Tips for Staying Sane While Quarantined With Kids

Make a schedule, get outside, and other ways to adjust to the new normal.

This has been the longest—checks calendar—three days, said every parent everywhere.

As we all adjust to our new normal (working from home and homeschooling), it’s okay if we are not thriving at both. It takes time.

Thanks to social media, I have seen everything from a friend who has created a virtual school in her home (with a school motto, strict schedule, and desk) to those who are like, “how do I log onto Schoology?” I’m somewhere in the middle.

I know in my gut this “Coronoa-cation” will stretch beyond the two weeks, so I’ve allowed my kids a slow ease into this new mindset. As a friend reminded me, this is a loss and adjustment for them, too.

Sure, the thought of unlimited video games (we’re not quite there yet) and late bedtimes (we are there) sounds appealing, but I know they are missing their friends, routines, teachers, and classes.

It’s okay to feel sad for them even though we know it’s for the greater good. It’s okay to be angry that the school play is probably canceled, as well as the spring concerts (which I had won front row tickets for at a school fundraiser!) and the annual amazing art show, and the pool party for fifth grade graduation. They might sound insignificant, but they create a childhood, a memory block.

I woke up this morning realizing my daughter’s IEP evaluation, pre-middle school, which we carefully orchestrated, isn’t happening. Twelfth graders won’t get to go to prom or be named valedictorian. Life is canceled.

For my kids, that means no soccer, lacrosse, Lego club, and green team. Just last week, as my other kids roller-skated around our elementary school, my son, Zeke, was giving me the rundown on what every third grader does at recess. So and so always plays soccer. These kids always go on the slides. Zeke named the friends that “run a sushi restaurant.” “I’m the manager,” he told me. And just like that…there’s no more school. No more play dates. No more playgrounds.
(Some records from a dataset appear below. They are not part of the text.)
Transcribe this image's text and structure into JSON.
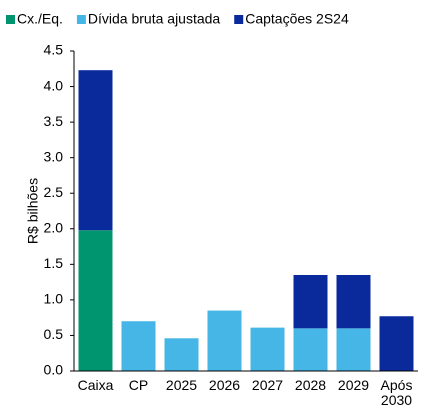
{
  "chart_data": {
    "type": "bar",
    "stacked": true,
    "ylabel": "R$ bilhões",
    "categories": [
      "Caixa",
      "CP",
      "2025",
      "2026",
      "2027",
      "2028",
      "2029",
      "Após 2030"
    ],
    "series": [
      {
        "name": "Cx./Eq.",
        "color": "#00946f",
        "values": [
          1.98,
          null,
          null,
          null,
          null,
          null,
          null,
          null
        ]
      },
      {
        "name": "Dívida bruta ajustada",
        "color": "#45b6e6",
        "values": [
          null,
          0.7,
          0.46,
          0.85,
          0.61,
          0.6,
          0.6,
          null
        ]
      },
      {
        "name": "Captações 2S24",
        "color": "#0a2a9c",
        "values": [
          2.25,
          null,
          null,
          null,
          null,
          0.75,
          0.75,
          0.77
        ]
      }
    ],
    "ylim": [
      0,
      4.5
    ],
    "yticks": [
      {
        "value": 0,
        "label": "0.0"
      },
      {
        "value": 0.5,
        "label": "0.5"
      },
      {
        "value": 1,
        "label": "1.0"
      },
      {
        "value": 1.5,
        "label": "1.5"
      },
      {
        "value": 2,
        "label": "2.0"
      },
      {
        "value": 2.5,
        "label": "2.5"
      },
      {
        "value": 3,
        "label": "3.0"
      },
      {
        "value": 3.5,
        "label": "3.5"
      },
      {
        "value": 4,
        "label": "4.0"
      },
      {
        "value": 4.5,
        "label": "4.5"
      }
    ],
    "legend": "top"
  }
}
So what are we doing to stay sane? Well, here are a few resources I have found helpful as I navigate this new world with my four kids.
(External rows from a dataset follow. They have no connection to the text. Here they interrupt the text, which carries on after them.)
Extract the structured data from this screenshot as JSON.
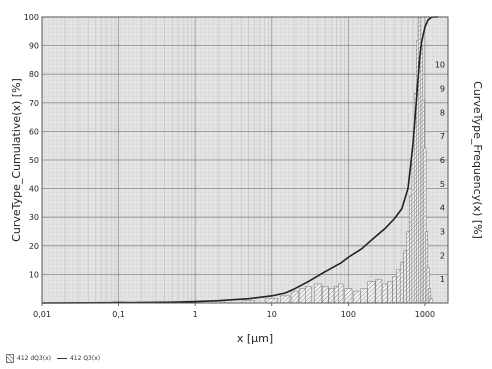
{
  "chart_data": {
    "type": "bar",
    "title": "",
    "xlabel": "x [µm]",
    "ylabel_left": "CurveType_Cumulative(x) [%]",
    "ylabel_right": "CurveType_Frequency(x) [%]",
    "x_scale": "log",
    "xlim": [
      0.01,
      2000
    ],
    "ylim_left": [
      0,
      100
    ],
    "ylim_right": [
      0,
      12
    ],
    "grid": true,
    "legend_position": "bottom-left",
    "x_ticks": [
      {
        "value": 0.01,
        "label": "0,01"
      },
      {
        "value": 0.1,
        "label": "0,1"
      },
      {
        "value": 1,
        "label": "1"
      },
      {
        "value": 10,
        "label": "10"
      },
      {
        "value": 100,
        "label": "100"
      },
      {
        "value": 1000,
        "label": "1000"
      }
    ],
    "y_left_ticks": [
      "10",
      "20",
      "30",
      "40",
      "50",
      "60",
      "70",
      "80",
      "90",
      "100"
    ],
    "y_right_ticks": [
      "1",
      "2",
      "3",
      "4",
      "5",
      "6",
      "7",
      "8",
      "9",
      "10"
    ],
    "series": [
      {
        "name": "412 dQ3(x)",
        "kind": "bar",
        "axis": "right",
        "x": [
          0.03,
          0.05,
          0.1,
          0.2,
          0.5,
          1,
          2,
          5,
          10,
          15,
          20,
          25,
          30,
          40,
          50,
          60,
          70,
          80,
          100,
          130,
          160,
          200,
          250,
          300,
          350,
          400,
          450,
          500,
          550,
          600,
          650,
          700,
          750,
          800,
          850,
          900,
          950,
          1000,
          1050,
          1100,
          1150,
          1200
        ],
        "values": [
          0.02,
          0.03,
          0.05,
          0.04,
          0.05,
          0.06,
          0.08,
          0.1,
          0.2,
          0.3,
          0.5,
          0.6,
          0.7,
          0.8,
          0.7,
          0.6,
          0.7,
          0.8,
          0.6,
          0.5,
          0.6,
          0.9,
          1.0,
          0.8,
          0.9,
          1.1,
          1.4,
          1.7,
          2.2,
          3.0,
          4.5,
          6.5,
          8.8,
          11.0,
          12.0,
          10.8,
          8.5,
          6.5,
          3.0,
          1.5,
          0.6,
          0.2
        ]
      },
      {
        "name": "412 Q3(x)",
        "kind": "line",
        "axis": "left",
        "x": [
          0.01,
          0.1,
          0.5,
          1,
          2,
          5,
          10,
          15,
          20,
          30,
          50,
          80,
          100,
          150,
          200,
          300,
          400,
          500,
          600,
          650,
          700,
          750,
          800,
          850,
          900,
          1000,
          1100,
          1200,
          1300,
          1500
        ],
        "values": [
          0,
          0.1,
          0.3,
          0.5,
          0.8,
          1.5,
          2.5,
          3.5,
          5,
          7.5,
          11,
          14,
          16,
          19,
          22,
          26,
          29.5,
          33,
          40,
          48,
          56,
          66,
          76,
          85,
          91,
          96.5,
          99,
          99.8,
          100,
          100
        ]
      }
    ]
  },
  "legend": {
    "bar_label": "412 dQ3(x)",
    "line_label": "412 Q3(x)"
  },
  "colors": {
    "plot_background": "#dcdcdc",
    "grid": "#8a8a8a",
    "line": "#222222",
    "bar_stroke": "#777777"
  }
}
Make a Schedule That Works for You

If you want a daily schedule, make one. Zeke insisted on writing one up yesterday. (I talked him down from two hours of math.) Dismissal is from “3:33 p.m. until the next morning.” His twin, Gideon was like, “Nah. I don’t need a schedule.” Do what works best for your family. So far we’ve been doing a little bit of schoolwork in the morning and then a family hike/walk in the afternoon.

Get Outside

Right now we are able to leave our homes, so we have been taking long walks. Some favorites: Lake Roland, Double Rock Park Trail, NCR Trail (great for biking, too), hikes around Oregon Ridge Nature Center, and Cascade Falls Trail at Patapsco Valley State Park. Yesterday we ended up in Daniels, Maryland, straddling the Patapsco River.

There are some abandoned (read: haunted) buildings and a beautiful waterfall. The main lot was filled, so I ended up at a secondary lot, which in retrospect was probably not the secondary lot I was looking for. We ended up walking on train tracks for a mile or two before finding the area we were looking for. We used saw animal bones on the track, found old railroad nails, and conquered a few fears. It felt lesson-ish.
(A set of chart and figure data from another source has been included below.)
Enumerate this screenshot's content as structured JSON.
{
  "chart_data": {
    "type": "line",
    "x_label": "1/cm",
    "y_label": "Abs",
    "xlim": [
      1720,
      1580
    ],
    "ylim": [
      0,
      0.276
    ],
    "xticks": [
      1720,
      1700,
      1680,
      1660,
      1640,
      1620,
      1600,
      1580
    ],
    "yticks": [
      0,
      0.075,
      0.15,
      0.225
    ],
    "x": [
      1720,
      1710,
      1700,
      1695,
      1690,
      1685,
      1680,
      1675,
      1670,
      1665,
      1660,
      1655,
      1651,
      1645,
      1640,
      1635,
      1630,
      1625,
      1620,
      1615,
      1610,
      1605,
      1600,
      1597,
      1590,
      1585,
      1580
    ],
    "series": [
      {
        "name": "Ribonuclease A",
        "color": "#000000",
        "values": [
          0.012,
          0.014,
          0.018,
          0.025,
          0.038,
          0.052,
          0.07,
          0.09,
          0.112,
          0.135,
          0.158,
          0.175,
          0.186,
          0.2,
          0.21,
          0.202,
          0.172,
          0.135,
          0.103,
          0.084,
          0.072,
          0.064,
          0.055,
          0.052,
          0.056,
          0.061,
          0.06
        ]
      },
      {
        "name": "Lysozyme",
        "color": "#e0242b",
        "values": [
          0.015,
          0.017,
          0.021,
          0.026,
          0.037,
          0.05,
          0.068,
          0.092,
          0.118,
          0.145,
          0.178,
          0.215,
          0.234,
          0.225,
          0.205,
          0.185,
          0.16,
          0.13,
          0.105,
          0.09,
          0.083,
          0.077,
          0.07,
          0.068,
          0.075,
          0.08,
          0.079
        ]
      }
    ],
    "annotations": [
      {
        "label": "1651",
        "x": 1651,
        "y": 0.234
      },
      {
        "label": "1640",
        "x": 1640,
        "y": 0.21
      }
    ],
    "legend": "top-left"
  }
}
Take Advantage of Virtual Resources

The Internet is your friend. I have seen and saved countless posts, from virtual field trips to “15 Broadway Plays and Musicals You Can Watch On Stage From Home” to #OperationStoryTime, in which beloved children’s authors are reading stories and posting to Facebook, YouTube, and Instagram. And thanks to Cool Progeny—another amazing resource—I heard about Mo Willems offering a daily Lunch Doodle, in conjunction with the Kennedy Center for Performing Arts, through the end of the month.

Locally, Ashley Battersby, a math resource teacher in Baltimore County (and full-disclosure, a favorite babysitter of ours) has been posting videos of her reading math picture books, sharing a math game, or teaching math strategy on her YouTube channel. Additionally, Trevor Twist, artist and owner of Mitchell School of Fine Arts in Mt. Washington’s Coppermine Fieldhouse, is offering his youth art classes via virtual Zoom meetings for the time being.

Also, local libraries are offering digital options such as e-books for kids, movies, and e-magazines. (If you don’t have a library card you can sign up for an e-card in Baltimore County and Baltimore City.)

I have a few friends that home school and they have also been posting resources. This is one of the best ones I’ve seen. It’s literally hundreds of free educational resources including space stuff, math and reading games, SAT prep, foreign language lessons, and even Carmen Sandiego (glad to see she is still around) stories and videos.

Ask a Teacher

Our wonderful teachers have all made themselves available over our classroom app and email to answer questions and offer resources. I have also seen countless teacher friends posting that they are accessible for Facebook questions or guidance offline. It lists their area of expertise and areas they can help. (And can we just take a minute to acknowledge how amazing teachers are.)

Most importantly, be kind to yourself. We are all doing the best we can. (Completely unrelated: Are liquor stores still open?)